Les cinq hommes se rangèrent sur une seule ligne et s’élancèrent à fond de train sur les arrivants, contre lesquels ils déchargèrent leurs pistolets à bout portant et qu’ils sabrèrent au passage.

— Caraï ! s’écria Pablito avec rage, — car c’était lui qui commandait les arrivants, — mon prisonnier s’échappe !

Et, faisant faire un écart à son cheval, il s’élança sur don Fernando.

Celui-ci, sans ralentir sa course, déchargea son pistolet, et le cheval du vaquero, frappé d’une balle à la tête, roula sur le sol en entraînant son cavalier.

Pablito se releva tout meurtri de sa chute ; ceux qui l’avaient si brusquement assailli avaient disparu.

— Oh ! je les retrouverai ! s’écria-t-il avec rage.

Cependant les fugitifs avaient gagné le bord du fleuve et étaient arrivés à un endroit où une barque les attendait.

— C’est ici que nous nous séparons, dit l’inconnu à don Fernando en se démasquant.

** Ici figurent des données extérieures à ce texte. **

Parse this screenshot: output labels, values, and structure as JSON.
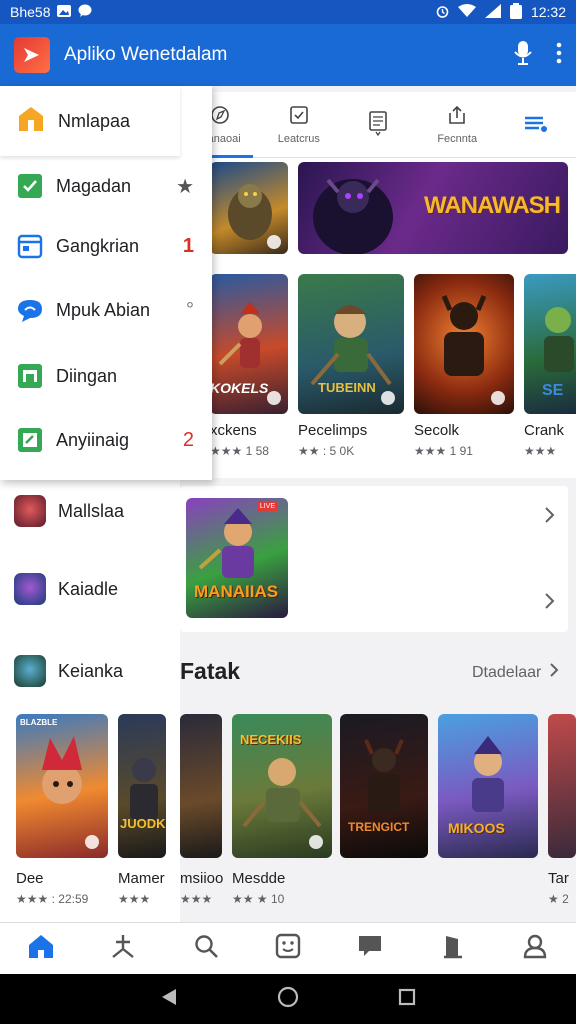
{
  "status": {
    "left_text": "Bhe58",
    "time": "12:32"
  },
  "appbar": {
    "title": "Apliko Wenetdalam"
  },
  "tabs": [
    {
      "label": "Manaoai",
      "icon": "compass-icon"
    },
    {
      "label": "Leatcrus",
      "icon": "check-box-icon"
    },
    {
      "label": "",
      "icon": "list-page-icon"
    },
    {
      "label": "Fecnnta",
      "icon": "share-icon"
    },
    {
      "label": "",
      "icon": "menu-icon"
    }
  ],
  "banner": {
    "text": "WANAWASH"
  },
  "games": [
    {
      "title": "xckens",
      "rating": "★★★ 1 58",
      "art": "KOKELS"
    },
    {
      "title": "Pecelimps",
      "rating": "★★ : 5 0K",
      "art": "TUBEINN"
    },
    {
      "title": "Secolk",
      "rating": "★★★ 1 91",
      "art": ""
    },
    {
      "title": "Crank",
      "rating": "★★★",
      "art": "SE"
    }
  ],
  "promo": {
    "art": "MANAIIAS",
    "tag": "LIVE"
  },
  "section": {
    "title": "Fatak",
    "more": "Dtadelaar"
  },
  "drawer": {
    "header": "Nmlapaa",
    "items": [
      {
        "label": "Magadan",
        "icon": "shield-check-icon",
        "color": "#34a853",
        "mark": "★"
      },
      {
        "label": "Gangkrian",
        "icon": "calendar-icon",
        "color": "#1a73e8",
        "mark": "1"
      },
      {
        "label": "Mpuk Abian",
        "icon": "chat-bubble-icon",
        "color": "#1a73e8",
        "mark": "°"
      },
      {
        "label": "Diingan",
        "icon": "store-icon",
        "color": "#34a853",
        "mark": ""
      },
      {
        "label": "Anyiinaig",
        "icon": "edit-box-icon",
        "color": "#34a853",
        "mark": "2"
      }
    ]
  },
  "left_list": [
    {
      "label": "Mallslaa"
    },
    {
      "label": "Kaiadle"
    },
    {
      "label": "Keianka"
    }
  ],
  "bottom_games": [
    {
      "title": "Dee",
      "rating": "★★★ : 22:59",
      "art": "BLAZBLE"
    },
    {
      "title": "Mamer",
      "rating": "★★★",
      "art": "JUODK"
    },
    {
      "title": "msiioo",
      "rating": "★★★",
      "art": ""
    },
    {
      "title": "Mesdde",
      "rating": "★★ ★ 10",
      "art": "NECEKIIS"
    },
    {
      "title": "",
      "rating": "",
      "art": "TRENGICT"
    },
    {
      "title": "",
      "rating": "",
      "art": "MIKOOS"
    },
    {
      "title": "Tar",
      "rating": "★ 2",
      "art": ""
    }
  ],
  "bottom_nav": [
    "home-icon",
    "star-tool-icon",
    "search-icon",
    "face-box-icon",
    "message-icon",
    "door-icon",
    "profile-icon"
  ],
  "colors": {
    "primary": "#1a6ad6",
    "status_bar": "#1656c0",
    "accent": "#1a73e8"
  }
}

— Estevan ? s’écria le jeune homme.

— Moi-même, ami, répondit le mayordomo. Cette barque va vous conduire à l’hacienda del Cormillo ; partez sans retard, et, ajouta-t-il en se penchant à son oreille et en lui remettant un papier plié en quatre, lisez ceci avec attention, peut-être pourrez-vous nous venir en aide à votre tour.

— Oh ! soyez tranquille, il me faut une vengeance.

— Adieu, ou plutôt ; au revoir, mon ami !

— Merci ! Doña Hermosa, la reverrai-je ?

— Il m’est défendu de vous rien dire à ce sujet.

— Autre chose alors : quel est l’homme qui me retenait prisonnier, le savez-vous ?

— Oui, seulement ils étaient deux : le Chat-Tigre et don Torribio Quiroga.

— Ah ! fit-il en fronçant les sourcils, je m’en souviendrai, merci encore une fois, Estevan !

Et faisant un signe aux rameurs, il s’assit dans la barque, qui partit avec rapidité et se confondit bientôt dans les premières ombres de la nuit qui envahissaient la terre.

Trois personnes restaient sur la plage, suivant d’un regard inquiet les mouvements de la frêle embarcation.

Ces trois personnes étaient don Estevan Diaz, doña Hermosa et Na Manuela.


X

LE CAMP DES PEAUX-ROUGES


Grâce aux soins empressés de don Pedro et de sa fille, don Estevan n’avait pas tardé à revenir à la santé.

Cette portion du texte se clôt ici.